A new study suggests that beet juice – a source of dietary nitrate – may help lower heart attack risk by reducing the overstimulation of the sympathetic nervous system associated with heart disease.
The sympathetic nervous system is part of the autonomic nervous system which regulates unconscious bodily functions. The sympathetic nervous system plays a key role in the progression of heart disease because high blood pressure stimulates the sympathetic nervous system to release hormones that cause the heart to beat faster.
Beetroot, or beets, are an excellent source of vitamins, minerals, and antioxidants. They are also a rich in dietary nitrate, a compound that has been found to have important vascular effects, such as dilating blood vessels to decrease blood pressure.

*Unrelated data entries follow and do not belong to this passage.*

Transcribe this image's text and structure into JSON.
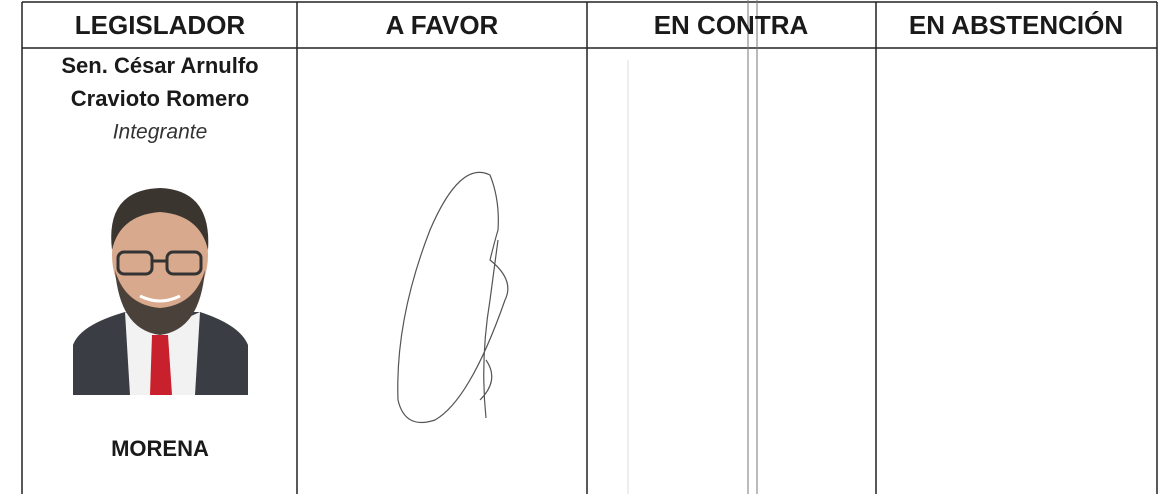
{
  "table": {
    "headers": [
      "LEGISLADOR",
      "A FAVOR",
      "EN CONTRA",
      "EN ABSTENCIÓN"
    ],
    "rows": [
      {
        "name": [
          "Sen. César Arnulfo",
          "Cravioto Romero"
        ],
        "role": "Integrante",
        "party": "MORENA"
      }
    ]
  }
}
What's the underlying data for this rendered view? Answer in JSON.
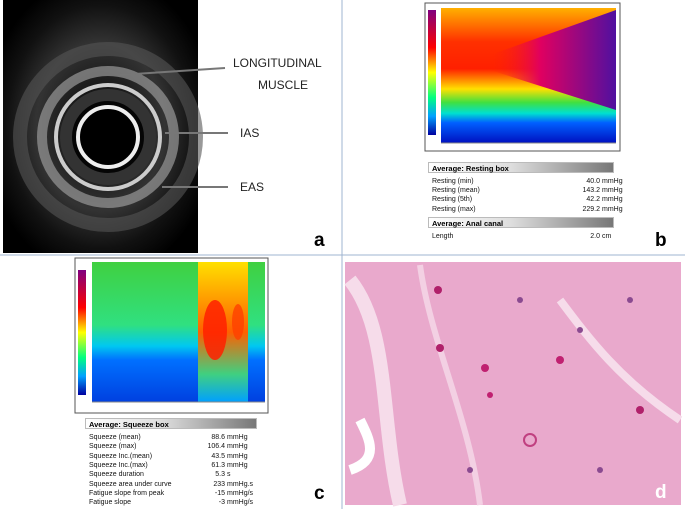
{
  "panel_a": {
    "labels": [
      "LONGITUDINAL",
      "MUSCLE",
      "IAS",
      "EAS"
    ],
    "letter": "a"
  },
  "panel_b": {
    "letter": "b",
    "sections": [
      {
        "header": "Average: Resting box",
        "rows": [
          {
            "label": "Resting (min)",
            "value": "40.0",
            "unit": "mmHg"
          },
          {
            "label": "Resting (mean)",
            "value": "143.2",
            "unit": "mmHg"
          },
          {
            "label": "Resting (5th)",
            "value": "42.2",
            "unit": "mmHg"
          },
          {
            "label": "Resting (max)",
            "value": "229.2",
            "unit": "mmHg"
          }
        ]
      },
      {
        "header": "Average: Anal canal",
        "rows": [
          {
            "label": "Length",
            "value": "2.0",
            "unit": "cm"
          }
        ]
      }
    ]
  },
  "panel_c": {
    "letter": "c",
    "sections": [
      {
        "header": "Average: Squeeze box",
        "rows": [
          {
            "label": "Squeeze (mean)",
            "value": "88.6",
            "unit": "mmHg"
          },
          {
            "label": "Squeeze (max)",
            "value": "106.4",
            "unit": "mmHg"
          },
          {
            "label": "Squeeze Inc.(mean)",
            "value": "43.5",
            "unit": "mmHg"
          },
          {
            "label": "Squeeze Inc.(max)",
            "value": "61.3",
            "unit": "mmHg"
          },
          {
            "label": "Squeeze duration",
            "value": "5.3",
            "unit": "s"
          },
          {
            "label": "Squeeze area under curve",
            "value": "233",
            "unit": "mmHg.s"
          },
          {
            "label": "Fatigue slope from peak",
            "value": "-15",
            "unit": "mmHg/s"
          },
          {
            "label": "Fatigue slope",
            "value": "-3",
            "unit": "mmHg/s"
          }
        ]
      }
    ]
  },
  "panel_d": {
    "letter": "d"
  }
}
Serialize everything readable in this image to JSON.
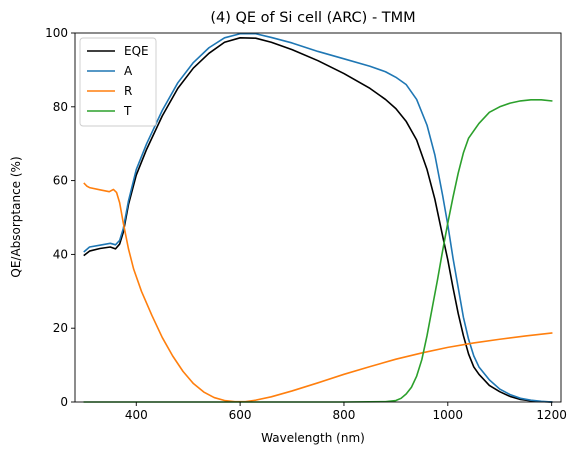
{
  "chart_data": {
    "type": "line",
    "title": "(4) QE of Si cell (ARC) - TMM",
    "xlabel": "Wavelength (nm)",
    "ylabel": "QE/Absorptance (%)",
    "xlim": [
      282,
      1218
    ],
    "ylim": [
      0,
      100
    ],
    "xticks": [
      400,
      600,
      800,
      1000,
      1200
    ],
    "yticks": [
      0,
      20,
      40,
      60,
      80,
      100
    ],
    "grid": false,
    "legend_position": "upper-left",
    "series": [
      {
        "name": "EQE",
        "color": "#000000",
        "points": [
          [
            300,
            39.8
          ],
          [
            310,
            40.9
          ],
          [
            330,
            41.6
          ],
          [
            350,
            42.0
          ],
          [
            360,
            41.5
          ],
          [
            368,
            42.8
          ],
          [
            375,
            46.0
          ],
          [
            385,
            53.5
          ],
          [
            400,
            61.5
          ],
          [
            420,
            68.5
          ],
          [
            450,
            77.5
          ],
          [
            480,
            85.0
          ],
          [
            510,
            90.5
          ],
          [
            540,
            94.5
          ],
          [
            570,
            97.5
          ],
          [
            600,
            98.7
          ],
          [
            630,
            98.6
          ],
          [
            660,
            97.5
          ],
          [
            700,
            95.5
          ],
          [
            750,
            92.5
          ],
          [
            800,
            89.0
          ],
          [
            850,
            85.0
          ],
          [
            880,
            82.0
          ],
          [
            900,
            79.5
          ],
          [
            920,
            76.0
          ],
          [
            940,
            71.0
          ],
          [
            960,
            63.0
          ],
          [
            975,
            55.0
          ],
          [
            990,
            45.0
          ],
          [
            1000,
            38.5
          ],
          [
            1010,
            31.0
          ],
          [
            1020,
            24.0
          ],
          [
            1030,
            18.0
          ],
          [
            1040,
            13.0
          ],
          [
            1050,
            9.5
          ],
          [
            1060,
            7.5
          ],
          [
            1080,
            4.5
          ],
          [
            1100,
            2.8
          ],
          [
            1120,
            1.5
          ],
          [
            1140,
            0.7
          ],
          [
            1160,
            0.3
          ],
          [
            1180,
            0.1
          ],
          [
            1200,
            0.0
          ]
        ]
      },
      {
        "name": "A",
        "color": "#1f77b4",
        "points": [
          [
            300,
            40.8
          ],
          [
            310,
            42.0
          ],
          [
            330,
            42.5
          ],
          [
            350,
            43.0
          ],
          [
            360,
            42.6
          ],
          [
            368,
            43.8
          ],
          [
            375,
            47.0
          ],
          [
            385,
            54.5
          ],
          [
            400,
            63.0
          ],
          [
            420,
            70.0
          ],
          [
            450,
            79.0
          ],
          [
            480,
            86.5
          ],
          [
            510,
            92.0
          ],
          [
            540,
            96.0
          ],
          [
            570,
            98.7
          ],
          [
            600,
            99.8
          ],
          [
            630,
            99.8
          ],
          [
            660,
            98.8
          ],
          [
            700,
            97.3
          ],
          [
            750,
            95.0
          ],
          [
            800,
            93.0
          ],
          [
            850,
            91.0
          ],
          [
            880,
            89.5
          ],
          [
            900,
            88.0
          ],
          [
            920,
            86.0
          ],
          [
            940,
            82.0
          ],
          [
            960,
            75.0
          ],
          [
            975,
            67.0
          ],
          [
            990,
            56.0
          ],
          [
            1000,
            48.0
          ],
          [
            1010,
            39.0
          ],
          [
            1020,
            31.0
          ],
          [
            1030,
            23.0
          ],
          [
            1040,
            17.0
          ],
          [
            1050,
            12.5
          ],
          [
            1060,
            9.5
          ],
          [
            1080,
            6.0
          ],
          [
            1100,
            3.5
          ],
          [
            1120,
            2.0
          ],
          [
            1140,
            1.0
          ],
          [
            1160,
            0.5
          ],
          [
            1180,
            0.2
          ],
          [
            1200,
            0.0
          ]
        ]
      },
      {
        "name": "R",
        "color": "#ff7f0e",
        "points": [
          [
            300,
            59.2
          ],
          [
            305,
            58.5
          ],
          [
            310,
            58.1
          ],
          [
            330,
            57.5
          ],
          [
            348,
            57.0
          ],
          [
            356,
            57.6
          ],
          [
            362,
            56.8
          ],
          [
            368,
            54.0
          ],
          [
            375,
            48.5
          ],
          [
            385,
            41.5
          ],
          [
            395,
            36.0
          ],
          [
            410,
            30.0
          ],
          [
            430,
            23.5
          ],
          [
            450,
            17.5
          ],
          [
            470,
            12.5
          ],
          [
            490,
            8.3
          ],
          [
            510,
            5.0
          ],
          [
            530,
            2.7
          ],
          [
            550,
            1.2
          ],
          [
            570,
            0.4
          ],
          [
            590,
            0.1
          ],
          [
            610,
            0.1
          ],
          [
            630,
            0.5
          ],
          [
            660,
            1.4
          ],
          [
            700,
            3.0
          ],
          [
            750,
            5.2
          ],
          [
            800,
            7.5
          ],
          [
            850,
            9.6
          ],
          [
            900,
            11.6
          ],
          [
            950,
            13.3
          ],
          [
            1000,
            14.8
          ],
          [
            1050,
            16.0
          ],
          [
            1100,
            17.0
          ],
          [
            1150,
            17.9
          ],
          [
            1200,
            18.7
          ]
        ]
      },
      {
        "name": "T",
        "color": "#2ca02c",
        "points": [
          [
            300,
            0
          ],
          [
            800,
            0
          ],
          [
            880,
            0.1
          ],
          [
            900,
            0.4
          ],
          [
            910,
            1.0
          ],
          [
            920,
            2.2
          ],
          [
            930,
            4.0
          ],
          [
            940,
            7.0
          ],
          [
            950,
            11.5
          ],
          [
            960,
            18.0
          ],
          [
            970,
            25.5
          ],
          [
            980,
            33.0
          ],
          [
            990,
            41.0
          ],
          [
            1000,
            48.5
          ],
          [
            1010,
            55.5
          ],
          [
            1020,
            62.0
          ],
          [
            1030,
            67.5
          ],
          [
            1040,
            71.5
          ],
          [
            1060,
            75.5
          ],
          [
            1080,
            78.5
          ],
          [
            1100,
            80.0
          ],
          [
            1120,
            81.0
          ],
          [
            1140,
            81.6
          ],
          [
            1160,
            81.9
          ],
          [
            1180,
            81.9
          ],
          [
            1200,
            81.6
          ]
        ]
      }
    ]
  }
}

In a study published in the American Journal of Physiology-Heart and Circulatory Physiology, researchers from the University of Guelph investigated the effect of dietary nitrate on sympathetic nerve activity, which they refer to as sympathetic outflow.
The research team recruited 20 young adults (average age = 27 years) to participate in the study. Participation involved two visits to the clinic to have their blood pressure, heart rate, muscle activity, and muscle sympathetic nerve activity (MSNA) measured. During both visits, each measurement was recorded four times:
- At the beginning of the visit, at rest.
- At the beginning of the visit, during exercise (using their non-dominant hand to repeatedly squeeze a handgrip)
- At rest, after ingesting either the raw beet juice or a placebo drink and having rested on their backs for three hours.
- During exercise, after ingesting either the raw beet juice or a placebo drink and having rested on their backs for three hours.
The researchers found that nitrate supplementation in the form of beet juice can decrease muscle sympathetic outflow both at rest and during exercise. MSNA burst rates during exercise were lower when the volunteers drank raw beet juice compared to when they drank the placebo. Sympathetic nerve activity also decreased during exercise. Researchers were surprised to find that blood pressure at rest and during exercise did not differ significantly. However, the authors note that their study provides “proof-of-concept that dietary nitrate supplementation can modulate central sympathetic outflow.”
However, it may be too early to suggest, as the researchers do, that dietary nitrate supplementation from beet juice could be an effective addition to the treatment regimen for heart disease. Only 20 people participated in the study, half of whom received a placebo drink. In addition, all participants were too young to be at risk for heart disease. Large-scale studies are needed to assess how dietary nitrate supplementation effects blood pressure and sympathetic nerve activity in older adults and in situations where the exercise simulates everyday exertion from activities such as lifting, running, or shoveling snow.